Bonobos Have Lots of Sex, Are Awesome, May Hold Key to Our Past

Meet your favorite primate.

We evolved from primates. And generally that story follows a simple path: we started to walk upright, then we started to talk, then we started to use tools, then we hunted down bigger-but-dumber animals, then we got married and monogamy became a thing, and then, generally, we were the humans we are today. It’s easy enough to track and makes sense considering the way most people live(d). Echoes from the past in society of the present.

But those echoes might actually just be sounds from a bonobo orgy.
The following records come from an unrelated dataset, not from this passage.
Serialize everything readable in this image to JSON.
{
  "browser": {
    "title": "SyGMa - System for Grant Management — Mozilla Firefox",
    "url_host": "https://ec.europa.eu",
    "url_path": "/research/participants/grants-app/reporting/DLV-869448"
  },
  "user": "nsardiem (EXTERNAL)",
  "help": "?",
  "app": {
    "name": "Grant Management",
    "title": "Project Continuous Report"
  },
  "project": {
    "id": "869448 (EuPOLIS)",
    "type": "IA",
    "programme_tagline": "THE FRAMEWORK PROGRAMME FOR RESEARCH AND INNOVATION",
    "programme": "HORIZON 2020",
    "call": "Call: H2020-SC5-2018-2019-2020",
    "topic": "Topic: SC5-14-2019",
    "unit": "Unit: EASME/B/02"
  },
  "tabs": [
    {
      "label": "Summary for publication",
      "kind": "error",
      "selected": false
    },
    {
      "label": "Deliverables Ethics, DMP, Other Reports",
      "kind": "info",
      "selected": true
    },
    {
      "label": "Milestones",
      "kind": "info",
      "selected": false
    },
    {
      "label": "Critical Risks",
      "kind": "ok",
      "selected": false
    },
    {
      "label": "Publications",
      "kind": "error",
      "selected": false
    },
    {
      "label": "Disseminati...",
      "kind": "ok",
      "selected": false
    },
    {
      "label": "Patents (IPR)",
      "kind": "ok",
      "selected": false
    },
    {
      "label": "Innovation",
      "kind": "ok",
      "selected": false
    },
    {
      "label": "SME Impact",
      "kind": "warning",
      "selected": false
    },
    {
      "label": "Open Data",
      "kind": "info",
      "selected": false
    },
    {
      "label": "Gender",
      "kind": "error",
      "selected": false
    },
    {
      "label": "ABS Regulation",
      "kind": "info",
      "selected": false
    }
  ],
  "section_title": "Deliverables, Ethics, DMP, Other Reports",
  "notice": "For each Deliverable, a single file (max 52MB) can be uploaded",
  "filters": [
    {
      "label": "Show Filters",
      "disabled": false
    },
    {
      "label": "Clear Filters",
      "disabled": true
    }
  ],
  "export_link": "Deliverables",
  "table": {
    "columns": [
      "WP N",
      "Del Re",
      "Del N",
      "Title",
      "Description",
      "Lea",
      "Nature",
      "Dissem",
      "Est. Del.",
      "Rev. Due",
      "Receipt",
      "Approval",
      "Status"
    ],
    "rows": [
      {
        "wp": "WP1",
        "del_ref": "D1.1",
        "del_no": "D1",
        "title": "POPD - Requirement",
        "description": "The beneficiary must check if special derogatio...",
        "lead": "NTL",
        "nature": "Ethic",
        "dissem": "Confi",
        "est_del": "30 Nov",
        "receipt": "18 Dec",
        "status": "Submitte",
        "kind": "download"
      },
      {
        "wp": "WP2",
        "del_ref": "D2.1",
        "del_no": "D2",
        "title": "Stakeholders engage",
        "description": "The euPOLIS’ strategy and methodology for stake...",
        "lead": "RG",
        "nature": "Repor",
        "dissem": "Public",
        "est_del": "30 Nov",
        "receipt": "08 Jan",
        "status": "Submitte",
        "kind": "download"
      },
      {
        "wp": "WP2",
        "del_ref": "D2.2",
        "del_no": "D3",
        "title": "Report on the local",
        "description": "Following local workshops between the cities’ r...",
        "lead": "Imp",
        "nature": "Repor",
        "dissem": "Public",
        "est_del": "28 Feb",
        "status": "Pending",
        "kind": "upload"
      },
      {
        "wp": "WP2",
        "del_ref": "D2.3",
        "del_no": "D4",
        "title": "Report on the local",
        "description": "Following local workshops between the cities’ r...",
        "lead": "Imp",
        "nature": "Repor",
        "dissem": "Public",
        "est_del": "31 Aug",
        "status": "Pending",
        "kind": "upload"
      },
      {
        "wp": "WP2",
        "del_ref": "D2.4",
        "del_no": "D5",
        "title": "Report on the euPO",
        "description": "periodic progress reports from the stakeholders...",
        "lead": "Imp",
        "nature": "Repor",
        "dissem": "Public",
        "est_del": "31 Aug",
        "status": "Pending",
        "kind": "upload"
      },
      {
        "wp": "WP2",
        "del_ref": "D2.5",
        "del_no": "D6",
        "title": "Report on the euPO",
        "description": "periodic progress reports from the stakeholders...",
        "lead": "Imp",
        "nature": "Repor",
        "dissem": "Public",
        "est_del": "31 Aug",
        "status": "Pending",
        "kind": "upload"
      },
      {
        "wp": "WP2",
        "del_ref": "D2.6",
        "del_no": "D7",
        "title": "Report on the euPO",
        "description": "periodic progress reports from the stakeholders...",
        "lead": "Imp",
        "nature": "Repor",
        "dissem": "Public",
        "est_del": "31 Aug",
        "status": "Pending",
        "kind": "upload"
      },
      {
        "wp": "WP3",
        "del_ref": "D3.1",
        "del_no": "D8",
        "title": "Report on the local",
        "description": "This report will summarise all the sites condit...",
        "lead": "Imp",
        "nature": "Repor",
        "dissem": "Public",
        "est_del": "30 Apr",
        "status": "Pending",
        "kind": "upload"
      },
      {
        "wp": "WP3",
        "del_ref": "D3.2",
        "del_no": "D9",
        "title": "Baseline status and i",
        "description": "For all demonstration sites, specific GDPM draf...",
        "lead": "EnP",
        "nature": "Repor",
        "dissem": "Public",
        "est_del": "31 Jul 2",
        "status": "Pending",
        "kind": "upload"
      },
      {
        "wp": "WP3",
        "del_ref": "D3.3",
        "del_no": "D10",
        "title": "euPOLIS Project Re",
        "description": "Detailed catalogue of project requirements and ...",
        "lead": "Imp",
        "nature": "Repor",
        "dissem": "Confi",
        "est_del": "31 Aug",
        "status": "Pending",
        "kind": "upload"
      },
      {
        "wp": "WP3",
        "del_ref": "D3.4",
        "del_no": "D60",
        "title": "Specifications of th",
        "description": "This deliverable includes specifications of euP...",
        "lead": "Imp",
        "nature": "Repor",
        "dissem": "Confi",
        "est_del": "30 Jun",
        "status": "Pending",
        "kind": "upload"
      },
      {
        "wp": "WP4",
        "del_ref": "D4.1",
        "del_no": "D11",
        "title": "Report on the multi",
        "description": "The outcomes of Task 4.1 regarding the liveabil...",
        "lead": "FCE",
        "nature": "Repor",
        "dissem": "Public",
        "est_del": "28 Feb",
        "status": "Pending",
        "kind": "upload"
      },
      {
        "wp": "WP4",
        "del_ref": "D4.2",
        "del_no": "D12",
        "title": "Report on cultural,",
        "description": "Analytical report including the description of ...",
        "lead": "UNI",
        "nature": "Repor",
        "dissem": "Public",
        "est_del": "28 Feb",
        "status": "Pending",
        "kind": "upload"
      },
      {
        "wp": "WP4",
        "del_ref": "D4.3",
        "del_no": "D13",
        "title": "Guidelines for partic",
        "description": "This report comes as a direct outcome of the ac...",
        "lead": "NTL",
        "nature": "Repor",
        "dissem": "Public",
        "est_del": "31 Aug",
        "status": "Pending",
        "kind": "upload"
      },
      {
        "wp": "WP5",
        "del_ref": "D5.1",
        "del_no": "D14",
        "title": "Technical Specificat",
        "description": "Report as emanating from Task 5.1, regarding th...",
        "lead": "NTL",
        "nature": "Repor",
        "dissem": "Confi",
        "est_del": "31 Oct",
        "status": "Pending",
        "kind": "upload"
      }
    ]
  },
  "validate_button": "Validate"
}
As Jack Hitt writes for Lapham’s Quarterly:

In the heart of Africa, in a swamp forest near Lake Tumba in the Congo, a frolicking species of ape called the bonobo has long upset the Frazetta picture of our past. These apes, who, along with chimpanzees, share up to 98 percent of our DNA, confounded the first primatologists who observed them. Over time, they have created a colony far different from that of their intensely competitive, often violent, chimpanzee cousins. Bonobo society is based on cooperation and empathy; the culture is a matriarchy where competition is redirected into a communitarian sexual appetite. Bonobos also shocked these earliest scientists because they possessed a cheerful sense of general promiscuity, weaving wanton sex into their society, and they boasted a sexual repertoire once thought to be the exclusive property of Homo sapiens—deep kissing, foreplay, oral sex, homosexuality, and polyamory.

There is more:

Throughout the day, males and females, adolescents and elders alike greet one another sexually for apparently almost any reason—and do so with everything from a quick feel, to porn-style choreographies, to elaborately athletic couplings. This feature—the variety of their easygoing sex life—is what led Duke primatologist Vanessa Woods to cheekily title her book about them Bonobo Handshake. Bonobos have deployed their elaborate sexual toolkit to ease all kinds of social transitions—ranging from saying good morning to giving the blessing before dinner to expressing a hearty welcome to a new member of the group. Females will casually present themselves to males. The male will walk right up to a female without any hesitation. All bonobos frequently have homosexual sex—the males being quite fond of hanging upside down, face to face, from a tree and engaging in what the gay community calls frottage (some primatologists call it “penis fencing”; to most teenagers it’s better known as dry humping).

There’s way more and you can/should read it here. But bonobos—and their sexual appetite—had long been ignored by researchers for all of these reasons. They didn’t fit it with the human-evolution story, while Jane Goodall’s chimpanzees did. And the bisexuality, casual sex, and non-aggro males didn’t fit in with the way society was. Yet, bonobos seem more like humans in almost all of these ways. Pleasure and cooperation may have been more important in human evolution than we’ve ever realized, and as Hitt’s story shows, that’s pretty great.